Ficha técnica
Título: El hombre que plantaba árboles | Autor: Jean Giono | Traducción: Palmira Feixas | Editorial: Duomo Ediciones | Colección: Nefelibata | Género: Ensayo | ISBN: 978-84-92723-74-4 | Páginas: 42| Formato: 14 x 21,5 cm. | Encuadernación: Cartoné | PVP: 13,00 € | Publicación: 22 de Septiembre 2010
El hombre que plantaba árboles
Jean Giono
«Cuando pienso que un solo hombre, reducido a sus simples recursos físicos y morales, fue capaz de hacer surgir del desierto este país de Canaán, siento que, pese a todo, la condición humana es admirable.»
Durante uno de sus paseos por la Provenza, el escritor francés Jean Giono conoció a una persona inolvidable: un pastor solitario y apacible, de pocas palabras, que disfrutaba de una vida tranquila y reposada, entre ovejas y perros. Sin embargo, bajo la sencillez y la soledad en la que vive, este hombre está cumpliendo una inmensa labor, una acción que habrá de cambiar la faz de su tierra y la vida de las generaciones futuras.
Una parábola sobre la relación entre el hombre y la naturaleza, una historia ejemplar sobre la capacidad humana para alcanzar cualquier objetivo que se plantee.
«Imagino que Jean Giono habrá plantado no pocos árboles a lo largo de su vida. Sólo quien ha cavado la tierra para acomodar una raíz o la promesa de ésta podría haber escrito la singularísima narración que es El hombre que plantaba árboles, una indiscutible proeza en el arte de contar.

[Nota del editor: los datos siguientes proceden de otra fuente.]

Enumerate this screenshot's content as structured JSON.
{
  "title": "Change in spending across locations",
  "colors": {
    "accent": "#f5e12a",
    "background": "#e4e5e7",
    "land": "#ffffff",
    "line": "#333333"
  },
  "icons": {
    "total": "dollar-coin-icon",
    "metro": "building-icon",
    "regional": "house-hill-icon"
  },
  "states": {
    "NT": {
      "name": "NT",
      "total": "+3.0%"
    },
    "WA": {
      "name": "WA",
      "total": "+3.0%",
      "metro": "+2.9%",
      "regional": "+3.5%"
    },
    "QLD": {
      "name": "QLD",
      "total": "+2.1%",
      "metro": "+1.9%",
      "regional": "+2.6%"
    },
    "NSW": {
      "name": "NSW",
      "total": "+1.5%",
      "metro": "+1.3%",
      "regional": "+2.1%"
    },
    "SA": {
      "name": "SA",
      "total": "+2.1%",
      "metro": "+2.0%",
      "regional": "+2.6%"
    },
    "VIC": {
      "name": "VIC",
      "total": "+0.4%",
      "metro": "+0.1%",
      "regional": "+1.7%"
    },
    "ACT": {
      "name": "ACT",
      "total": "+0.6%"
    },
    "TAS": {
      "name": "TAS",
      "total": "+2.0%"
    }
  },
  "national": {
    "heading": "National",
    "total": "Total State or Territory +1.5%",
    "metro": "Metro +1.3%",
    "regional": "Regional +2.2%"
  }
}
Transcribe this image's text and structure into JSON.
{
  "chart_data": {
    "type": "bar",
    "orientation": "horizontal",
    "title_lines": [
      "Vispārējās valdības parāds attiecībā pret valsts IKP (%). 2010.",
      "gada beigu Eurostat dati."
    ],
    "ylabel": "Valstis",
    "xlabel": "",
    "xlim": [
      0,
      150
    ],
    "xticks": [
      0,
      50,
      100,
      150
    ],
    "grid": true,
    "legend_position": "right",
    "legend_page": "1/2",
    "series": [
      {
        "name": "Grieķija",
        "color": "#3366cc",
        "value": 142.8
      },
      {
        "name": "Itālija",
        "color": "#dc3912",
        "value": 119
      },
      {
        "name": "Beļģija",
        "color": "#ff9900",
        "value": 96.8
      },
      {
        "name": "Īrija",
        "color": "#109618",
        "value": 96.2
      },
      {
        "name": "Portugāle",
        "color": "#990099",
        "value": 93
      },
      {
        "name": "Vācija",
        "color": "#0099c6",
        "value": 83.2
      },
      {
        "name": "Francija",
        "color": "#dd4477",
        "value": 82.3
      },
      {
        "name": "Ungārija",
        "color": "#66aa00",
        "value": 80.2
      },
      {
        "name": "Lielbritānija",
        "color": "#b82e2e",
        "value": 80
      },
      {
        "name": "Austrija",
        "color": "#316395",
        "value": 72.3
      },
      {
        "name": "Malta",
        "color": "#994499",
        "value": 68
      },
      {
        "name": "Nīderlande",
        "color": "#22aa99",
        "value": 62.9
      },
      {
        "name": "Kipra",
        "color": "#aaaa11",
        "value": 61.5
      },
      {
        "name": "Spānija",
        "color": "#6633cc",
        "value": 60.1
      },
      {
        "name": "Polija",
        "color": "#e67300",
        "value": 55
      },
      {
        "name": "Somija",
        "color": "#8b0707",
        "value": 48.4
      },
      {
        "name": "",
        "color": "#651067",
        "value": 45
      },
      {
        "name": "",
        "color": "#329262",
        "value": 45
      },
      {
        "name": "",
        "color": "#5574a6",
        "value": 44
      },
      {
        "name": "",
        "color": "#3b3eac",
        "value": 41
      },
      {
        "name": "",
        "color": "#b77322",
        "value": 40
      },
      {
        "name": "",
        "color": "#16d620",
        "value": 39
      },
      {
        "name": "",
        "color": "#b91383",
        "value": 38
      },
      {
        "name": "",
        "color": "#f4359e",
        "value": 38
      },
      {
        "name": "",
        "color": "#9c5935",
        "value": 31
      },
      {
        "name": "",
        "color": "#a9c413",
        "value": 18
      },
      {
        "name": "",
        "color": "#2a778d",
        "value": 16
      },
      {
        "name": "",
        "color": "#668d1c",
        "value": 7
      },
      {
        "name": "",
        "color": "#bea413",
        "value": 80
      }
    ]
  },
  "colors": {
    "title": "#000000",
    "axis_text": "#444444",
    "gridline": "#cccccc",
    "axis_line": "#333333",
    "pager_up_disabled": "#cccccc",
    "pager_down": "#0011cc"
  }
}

[…] Y ésa es la conclusión: estamos esperando a Elzéard Bouffier, antes de que sea demasiado tarde para el mundo.» José Saramago
PÁGINAS DEL LIBRO
Para que el carácter de un ser humano desvele cualidades verdaderamente excepcionales, hay que tener la fortuna de poder observar su actuación durante largos años. Si dicha actuación está despojada de todo egoísmo, si la idea que la rige es de una generosidad sin par, si es absolutamente cierto que no ha buscado ninguna recompensa y que, además, ha dejado huellas visibles en el mundo, entonces nos hallamos, sin duda alguna, ante un carácter inolvidable.
Hace cosa de cuarenta años, emprendí un largo viaje a pie por unos montes completamente desconocidos por los turistas, en la vieja región de los Alpes que penetra en la Provenza.
La región está delimitada al sureste y al sur por el curso medio del Durance, entre Sisteron y Mirabeau; al norte, por el curso superior del Drôme, desde su nacimiento hasta Die; al oeste, por las llanuras del Condado Venaissin y los contrafuertes del Mont Ventoux.
Comprende toda la parte norte del departamento de los Bajos Alpes, el sur del Drôme y un pequeño enclave de la Vaucluse.
Cuando inicié mi larga caminata por esas tierras desiertas, a una altura de entre mil doscientos y mil trescientos metros, no había más que llanuras desnudas y monótonas en las que sólo crecían lavandas silvestres.
Atravesé el país por su parte más ancha y, después de tres días de camino, me encontré en una desolación sin par. Acampé junto a un esqueleto de pueblo abandonado. No me quedaba agua desde la víspera y necesitaba encontrarla como fuera. Esas casas arracimadas como un viejo panal de avispas, pese a estar en ruinas, me dieron a pensar que ahí, en otro tiempo, tuvo que haber una fuente o un pozo. Y así era; había un pozo, pero seco. Las cinco o seis casas sin tejado, corroídas por el viento y la lluvia, y la pequeña capilla con el campanario derrumbado, se alzaban como las casas y las capillas de los pueblos vivos, pero la vida misma había desaparecido.